Azithromycin alters the microbiome composition, function and resistome in women with Chlamydia trachomatis infections.
Sankhya Bommana, Olusola Olagoke, Yi-Juan Hu, Ruohong Wang, Mike Kama, Morgan Dehdashti, Reshma Kodimerla, Timothy D Read, Deborah Dean
Abstract
Open AccessAntibiotics disrupt mucosal microbial communities, yet the effects on microbiomes infected with Chlamydia trachomatis (Ct) remain poorly understood. Some data exist on vaginal microbiomes, but none exist for the endocervix or rectum that are primary sites of infection. We applied metagenomic shotgun sequencing to vaginal, endocervical and rectal samples collected longitudinally from women who cleared their infection post-treatment (n = 10), had persistent infection (n = 11), or remained uninfected (n = 18) to evaluate azithromycin-induced changes in microbial composition, function, and the resistome over time.
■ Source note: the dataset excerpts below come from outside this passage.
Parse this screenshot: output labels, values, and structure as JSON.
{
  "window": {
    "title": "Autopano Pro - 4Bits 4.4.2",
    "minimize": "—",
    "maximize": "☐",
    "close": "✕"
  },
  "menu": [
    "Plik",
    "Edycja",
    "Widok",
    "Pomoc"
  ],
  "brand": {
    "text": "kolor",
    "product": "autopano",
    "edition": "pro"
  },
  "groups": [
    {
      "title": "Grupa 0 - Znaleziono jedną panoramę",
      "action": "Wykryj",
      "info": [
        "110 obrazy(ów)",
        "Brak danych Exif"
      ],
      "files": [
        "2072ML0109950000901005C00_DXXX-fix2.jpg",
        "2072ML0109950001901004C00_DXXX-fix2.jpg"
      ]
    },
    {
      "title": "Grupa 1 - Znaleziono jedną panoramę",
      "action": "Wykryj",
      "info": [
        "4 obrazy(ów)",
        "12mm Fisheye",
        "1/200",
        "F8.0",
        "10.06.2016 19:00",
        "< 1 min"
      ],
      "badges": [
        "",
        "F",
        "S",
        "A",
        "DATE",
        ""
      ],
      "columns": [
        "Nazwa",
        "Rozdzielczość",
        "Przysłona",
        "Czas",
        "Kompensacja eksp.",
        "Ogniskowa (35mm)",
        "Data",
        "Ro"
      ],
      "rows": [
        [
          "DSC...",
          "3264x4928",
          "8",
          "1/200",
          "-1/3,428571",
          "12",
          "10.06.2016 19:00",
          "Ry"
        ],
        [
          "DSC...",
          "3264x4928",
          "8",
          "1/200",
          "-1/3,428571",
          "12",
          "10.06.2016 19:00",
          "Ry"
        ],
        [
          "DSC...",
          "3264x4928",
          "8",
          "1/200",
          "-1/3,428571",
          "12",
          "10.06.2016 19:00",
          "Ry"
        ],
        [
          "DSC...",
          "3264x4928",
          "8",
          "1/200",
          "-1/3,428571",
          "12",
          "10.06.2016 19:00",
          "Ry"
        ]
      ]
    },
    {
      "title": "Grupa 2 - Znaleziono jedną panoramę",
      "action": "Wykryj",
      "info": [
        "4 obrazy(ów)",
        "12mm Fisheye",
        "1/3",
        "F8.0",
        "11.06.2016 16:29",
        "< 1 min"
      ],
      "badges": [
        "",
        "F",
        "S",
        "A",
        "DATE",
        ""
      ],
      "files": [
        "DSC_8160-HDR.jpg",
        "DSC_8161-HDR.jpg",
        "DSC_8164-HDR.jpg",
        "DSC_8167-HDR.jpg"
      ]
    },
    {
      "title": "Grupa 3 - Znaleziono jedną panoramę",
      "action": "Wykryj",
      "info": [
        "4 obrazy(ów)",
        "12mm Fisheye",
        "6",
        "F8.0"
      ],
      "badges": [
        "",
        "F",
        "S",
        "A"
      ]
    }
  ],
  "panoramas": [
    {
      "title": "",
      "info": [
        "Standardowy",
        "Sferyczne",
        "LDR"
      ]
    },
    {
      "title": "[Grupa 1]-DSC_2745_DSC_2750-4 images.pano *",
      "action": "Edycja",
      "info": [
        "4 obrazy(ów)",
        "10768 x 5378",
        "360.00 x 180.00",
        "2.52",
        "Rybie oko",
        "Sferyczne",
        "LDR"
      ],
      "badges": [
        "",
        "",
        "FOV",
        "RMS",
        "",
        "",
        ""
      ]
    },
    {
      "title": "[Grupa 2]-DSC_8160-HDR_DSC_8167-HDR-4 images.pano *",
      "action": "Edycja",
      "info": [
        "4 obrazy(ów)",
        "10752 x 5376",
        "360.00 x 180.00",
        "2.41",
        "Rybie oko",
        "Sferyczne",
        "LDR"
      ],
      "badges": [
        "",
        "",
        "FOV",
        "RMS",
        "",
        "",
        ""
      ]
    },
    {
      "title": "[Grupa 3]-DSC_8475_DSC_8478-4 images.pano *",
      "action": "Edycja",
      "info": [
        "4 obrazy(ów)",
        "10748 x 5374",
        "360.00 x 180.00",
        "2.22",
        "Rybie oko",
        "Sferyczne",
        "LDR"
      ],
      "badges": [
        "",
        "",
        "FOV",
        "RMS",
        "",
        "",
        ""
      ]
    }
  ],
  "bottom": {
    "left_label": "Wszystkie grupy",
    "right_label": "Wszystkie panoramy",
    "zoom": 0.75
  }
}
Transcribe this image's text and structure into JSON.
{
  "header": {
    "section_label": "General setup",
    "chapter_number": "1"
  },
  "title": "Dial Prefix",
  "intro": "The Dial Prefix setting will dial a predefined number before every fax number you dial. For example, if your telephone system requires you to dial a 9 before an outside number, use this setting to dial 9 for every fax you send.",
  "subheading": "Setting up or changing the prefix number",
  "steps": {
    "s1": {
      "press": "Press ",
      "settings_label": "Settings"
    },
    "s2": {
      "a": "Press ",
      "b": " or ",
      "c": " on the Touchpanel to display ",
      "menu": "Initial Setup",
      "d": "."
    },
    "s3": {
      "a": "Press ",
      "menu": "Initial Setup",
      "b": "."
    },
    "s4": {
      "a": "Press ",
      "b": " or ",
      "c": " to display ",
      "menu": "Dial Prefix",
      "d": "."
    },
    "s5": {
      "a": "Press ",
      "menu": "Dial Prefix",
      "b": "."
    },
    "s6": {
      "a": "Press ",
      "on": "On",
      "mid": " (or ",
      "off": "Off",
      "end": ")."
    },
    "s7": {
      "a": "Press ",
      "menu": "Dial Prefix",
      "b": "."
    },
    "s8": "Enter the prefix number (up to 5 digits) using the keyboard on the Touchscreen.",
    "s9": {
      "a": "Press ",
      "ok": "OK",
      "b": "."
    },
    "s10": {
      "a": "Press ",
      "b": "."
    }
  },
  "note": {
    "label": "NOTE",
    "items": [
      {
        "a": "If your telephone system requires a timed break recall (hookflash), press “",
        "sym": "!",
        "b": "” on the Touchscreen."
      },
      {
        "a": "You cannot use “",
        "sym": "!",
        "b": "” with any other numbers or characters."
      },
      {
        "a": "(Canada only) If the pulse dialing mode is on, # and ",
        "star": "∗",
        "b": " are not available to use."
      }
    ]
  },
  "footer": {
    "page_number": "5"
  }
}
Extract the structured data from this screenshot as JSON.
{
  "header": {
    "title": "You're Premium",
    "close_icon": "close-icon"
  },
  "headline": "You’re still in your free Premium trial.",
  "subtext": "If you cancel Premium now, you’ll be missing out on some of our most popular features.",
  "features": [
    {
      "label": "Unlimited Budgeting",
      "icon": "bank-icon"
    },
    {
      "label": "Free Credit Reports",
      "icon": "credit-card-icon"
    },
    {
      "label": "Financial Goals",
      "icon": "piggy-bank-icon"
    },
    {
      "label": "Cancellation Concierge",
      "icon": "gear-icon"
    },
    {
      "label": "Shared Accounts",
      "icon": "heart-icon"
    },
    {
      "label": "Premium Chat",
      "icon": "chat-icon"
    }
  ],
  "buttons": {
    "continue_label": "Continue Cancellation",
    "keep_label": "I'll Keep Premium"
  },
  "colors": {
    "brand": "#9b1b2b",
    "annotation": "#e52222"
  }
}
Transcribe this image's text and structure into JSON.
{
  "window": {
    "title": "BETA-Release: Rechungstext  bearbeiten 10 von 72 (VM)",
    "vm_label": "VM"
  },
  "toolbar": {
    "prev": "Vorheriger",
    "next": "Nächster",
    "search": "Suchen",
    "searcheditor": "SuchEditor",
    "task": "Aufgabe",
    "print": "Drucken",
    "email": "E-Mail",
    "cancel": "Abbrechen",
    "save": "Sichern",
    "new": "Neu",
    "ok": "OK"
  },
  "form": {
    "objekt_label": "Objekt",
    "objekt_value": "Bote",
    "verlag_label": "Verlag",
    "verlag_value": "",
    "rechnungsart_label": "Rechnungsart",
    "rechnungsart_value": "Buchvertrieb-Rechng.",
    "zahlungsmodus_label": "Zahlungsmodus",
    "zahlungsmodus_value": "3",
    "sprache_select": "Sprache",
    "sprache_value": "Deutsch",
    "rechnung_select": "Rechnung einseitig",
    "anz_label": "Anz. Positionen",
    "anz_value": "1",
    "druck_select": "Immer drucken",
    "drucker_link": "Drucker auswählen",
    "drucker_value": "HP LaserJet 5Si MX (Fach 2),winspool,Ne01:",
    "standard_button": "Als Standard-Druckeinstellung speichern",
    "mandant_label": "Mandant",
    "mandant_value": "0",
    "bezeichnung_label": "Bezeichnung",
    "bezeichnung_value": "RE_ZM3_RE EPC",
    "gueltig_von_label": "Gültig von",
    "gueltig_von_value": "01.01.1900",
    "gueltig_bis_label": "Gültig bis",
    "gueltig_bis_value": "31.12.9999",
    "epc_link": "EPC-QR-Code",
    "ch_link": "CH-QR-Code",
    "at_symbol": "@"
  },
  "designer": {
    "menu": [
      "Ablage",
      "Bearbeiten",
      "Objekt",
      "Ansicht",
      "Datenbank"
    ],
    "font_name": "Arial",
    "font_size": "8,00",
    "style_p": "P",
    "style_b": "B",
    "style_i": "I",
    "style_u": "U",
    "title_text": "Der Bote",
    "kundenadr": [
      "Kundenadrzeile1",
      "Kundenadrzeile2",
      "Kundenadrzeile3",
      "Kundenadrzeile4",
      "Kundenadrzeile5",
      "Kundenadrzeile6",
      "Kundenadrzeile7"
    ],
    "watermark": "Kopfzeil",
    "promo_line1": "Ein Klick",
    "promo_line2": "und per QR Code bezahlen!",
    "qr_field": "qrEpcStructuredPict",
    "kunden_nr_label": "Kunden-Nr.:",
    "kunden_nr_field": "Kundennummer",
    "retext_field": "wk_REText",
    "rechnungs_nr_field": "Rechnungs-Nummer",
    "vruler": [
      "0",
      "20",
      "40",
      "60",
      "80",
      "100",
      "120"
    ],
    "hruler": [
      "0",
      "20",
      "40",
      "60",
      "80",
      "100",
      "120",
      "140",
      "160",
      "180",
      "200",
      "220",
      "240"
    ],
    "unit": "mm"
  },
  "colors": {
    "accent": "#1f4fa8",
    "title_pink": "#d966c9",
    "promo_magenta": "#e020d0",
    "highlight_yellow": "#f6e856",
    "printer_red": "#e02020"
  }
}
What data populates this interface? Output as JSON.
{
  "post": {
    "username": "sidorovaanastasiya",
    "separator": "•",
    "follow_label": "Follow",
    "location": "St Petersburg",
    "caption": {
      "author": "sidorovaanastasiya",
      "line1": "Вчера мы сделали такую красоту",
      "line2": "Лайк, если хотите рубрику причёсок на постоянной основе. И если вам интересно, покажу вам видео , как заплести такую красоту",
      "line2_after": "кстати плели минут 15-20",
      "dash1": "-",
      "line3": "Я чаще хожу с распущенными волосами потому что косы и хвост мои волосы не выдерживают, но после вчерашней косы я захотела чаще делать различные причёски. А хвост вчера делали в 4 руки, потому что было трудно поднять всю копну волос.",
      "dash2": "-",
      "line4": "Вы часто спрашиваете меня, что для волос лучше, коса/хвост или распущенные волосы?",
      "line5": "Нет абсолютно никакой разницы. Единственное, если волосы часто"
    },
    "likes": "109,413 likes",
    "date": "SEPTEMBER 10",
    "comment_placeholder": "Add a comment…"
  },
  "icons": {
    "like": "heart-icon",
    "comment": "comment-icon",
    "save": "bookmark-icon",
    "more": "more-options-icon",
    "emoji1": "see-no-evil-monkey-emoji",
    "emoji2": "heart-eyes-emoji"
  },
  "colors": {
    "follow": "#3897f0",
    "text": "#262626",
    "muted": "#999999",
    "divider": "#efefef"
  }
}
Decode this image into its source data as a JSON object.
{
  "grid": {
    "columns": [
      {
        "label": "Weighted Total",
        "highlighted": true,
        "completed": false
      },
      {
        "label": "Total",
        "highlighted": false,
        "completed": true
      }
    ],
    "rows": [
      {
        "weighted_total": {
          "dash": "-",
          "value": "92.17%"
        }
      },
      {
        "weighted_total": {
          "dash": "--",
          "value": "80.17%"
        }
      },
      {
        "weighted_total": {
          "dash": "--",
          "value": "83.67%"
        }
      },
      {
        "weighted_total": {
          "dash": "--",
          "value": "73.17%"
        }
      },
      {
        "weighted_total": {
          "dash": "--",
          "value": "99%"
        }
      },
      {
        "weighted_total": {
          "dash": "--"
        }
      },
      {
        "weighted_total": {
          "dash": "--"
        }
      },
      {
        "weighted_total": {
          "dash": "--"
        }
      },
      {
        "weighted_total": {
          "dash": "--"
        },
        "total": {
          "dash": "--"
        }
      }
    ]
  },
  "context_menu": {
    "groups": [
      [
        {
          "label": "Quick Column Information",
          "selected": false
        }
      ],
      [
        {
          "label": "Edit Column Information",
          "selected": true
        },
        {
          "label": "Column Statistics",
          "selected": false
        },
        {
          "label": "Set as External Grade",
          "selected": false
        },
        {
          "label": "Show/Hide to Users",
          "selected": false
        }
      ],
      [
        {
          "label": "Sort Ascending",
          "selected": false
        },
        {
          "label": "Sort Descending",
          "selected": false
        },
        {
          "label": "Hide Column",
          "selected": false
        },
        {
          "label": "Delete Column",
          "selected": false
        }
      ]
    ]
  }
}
Our results show shifts in composition and function post-treatment that support persistent Ct, nonsynonymous Ct L22 amino acid substitutions that may be linked to azithromycin resistance, and significant endocervical increases in azithromycin resistance genes in Lactobacillus iners and Gardnerella vaginalis strains with moderate/high biofilm formation potential. These findings highlight the unintended ecological consequences of azithromycin treatment, including likely resistance gene propagation, emphasizing the need for novel treatment and microbiome-preserving strategies.